Una expresión satisfecha apareció en el semblante de Nobunaga. Colocándose en el centro de la comitiva, ordenó el regreso al castillo de Nagoya y los hombres se alejaron del río. El ejercicio de la jornada había durado unas cuatro horas. El ardiente sol de mediados del verano caía a plomo sobre sus cabezas. Caballos y hombres empapados de sudor proseguían su avance. Vapores fétidos se alzaban de la marisma. Los verdes saltamontes se apartaban del camino saltando y emitiendo agudos zumbidos. El sudor se deslizaba por los pálidos rostros de los hombres. Nobunaga usaba el codo para enjugarse el sudor de la cara. Gradualmente recuperó su color, junto con su naturaleza desmandada y caprichosa.
—¿Quién es esa criatura de extraño aspecto que corre por allí?
Los ojos de Nobunaga parecían estar en todas partes. Media docena de soldados, que habían visto al hombre ante Nobunaga, corrieron a través de la hierba que les llegaba a los hombros hasta el lugar donde se escondía Hiyoshi. Éste había esperado desde la mañana una oportunidad para acercarse a Nobunaga, a quien había observado secretamente en el río. Con anterioridad los guardianes le habían obligado a salir corriendo, por lo que había decidido encontrar la ruta que seguiría Nobunaga para regresar al castillo y se había escondido entre las altas hierbas al lado del camino.

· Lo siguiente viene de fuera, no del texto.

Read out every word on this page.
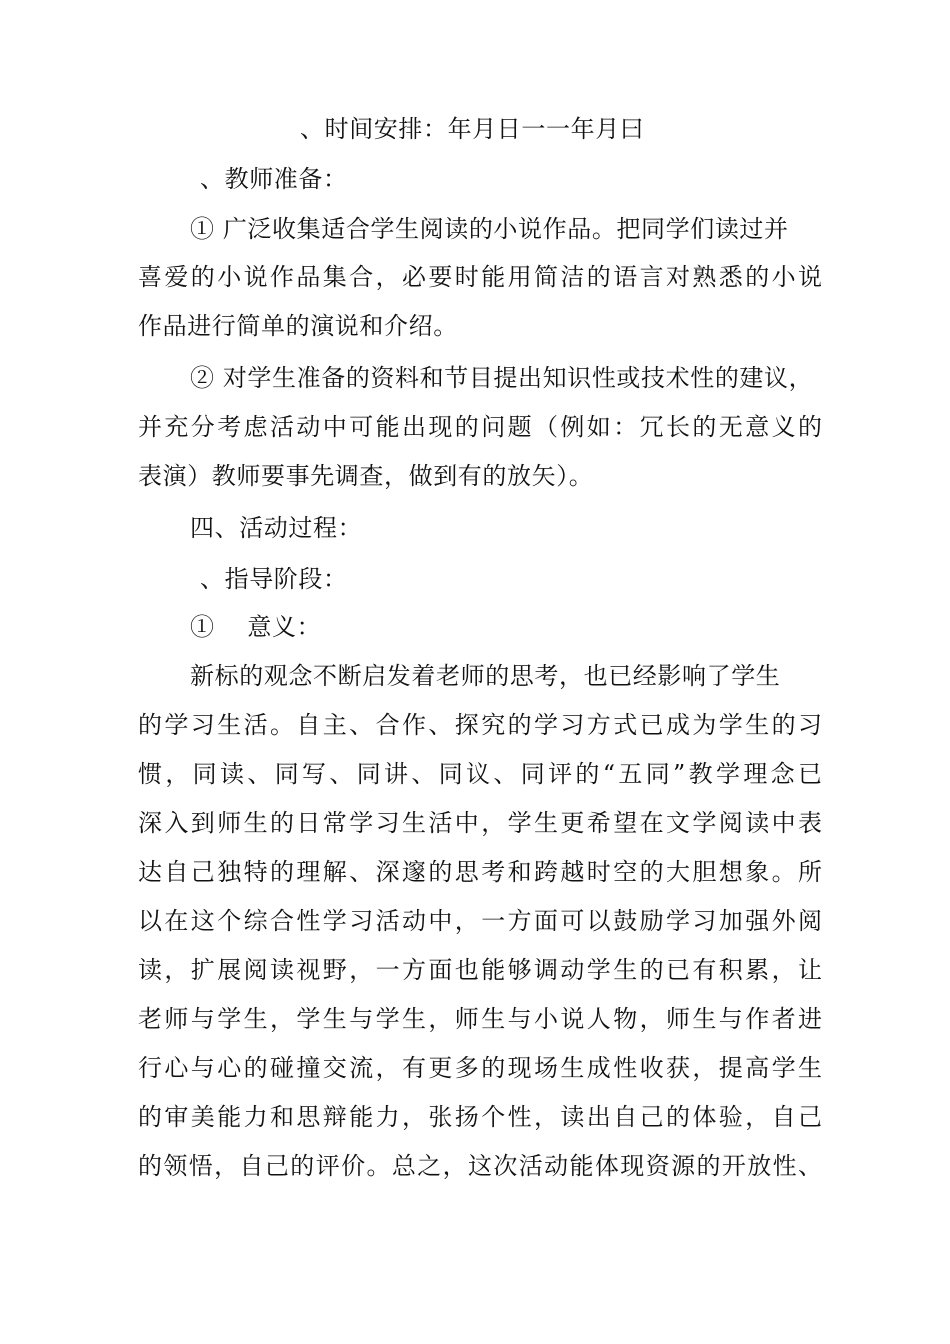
、时间安排：年月日一一年月曰
、教师准备：
① 广泛收集适合学生阅读的小说作品。把同学们读过并
喜爱的小说作品集合，必要时能用简洁的语言对熟悉的小说
作品进行简单的演说和介绍。
② 对学生准备的资料和节目提出知识性或技术性的建议，
并充分考虑活动中可能出现的问题（例如：冗长的无意义的
表演）教师要事先调查，做到有的放矢）。
四、活动过程：
、指导阶段：
①　 意义：
新标的观念不断启发着老师的思考，也已经影响了学生
的学习生活。自主、合作、探究的学习方式已成为学生的习
惯，同读、同写、同讲、同议、同评的“五同”教学理念已
深入到师生的日常学习生活中，学生更希望在文学阅读中表
达自己独特的理解、深邃的思考和跨越时空的大胆想象。所
以在这个综合性学习活动中，一方面可以鼓励学习加强外阅
读，扩展阅读视野，一方面也能够调动学生的已有积累，让
老师与学生，学生与学生，师生与小说人物，师生与作者进
行心与心的碰撞交流，有更多的现场生成性收获，提高学生
的审美能力和思辩能力，张扬个性，读出自己的体验，自己
的领悟，自己的评价。总之，这次活动能体现资源的开放性、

«¡Ahora o nunca!», se dijo. Su cuerpo y su alma eran uno solo, y lo único que podía ver era al señor de Owari a caballo. Hiyoshi gritó a voz en cuello, sin saber lo que estaba diciendo. No se le ocultaba que su vida corría peligro. Antes de que pudiera acercarse a su ídolo y hacerse oír, existía la clara posibilidad de que acabaran con él las largas lanzas de los guardianes. Pero no tenía miedo. O bien avanzaría sobre la ola de su ambición o bien le arrastraría la resaca.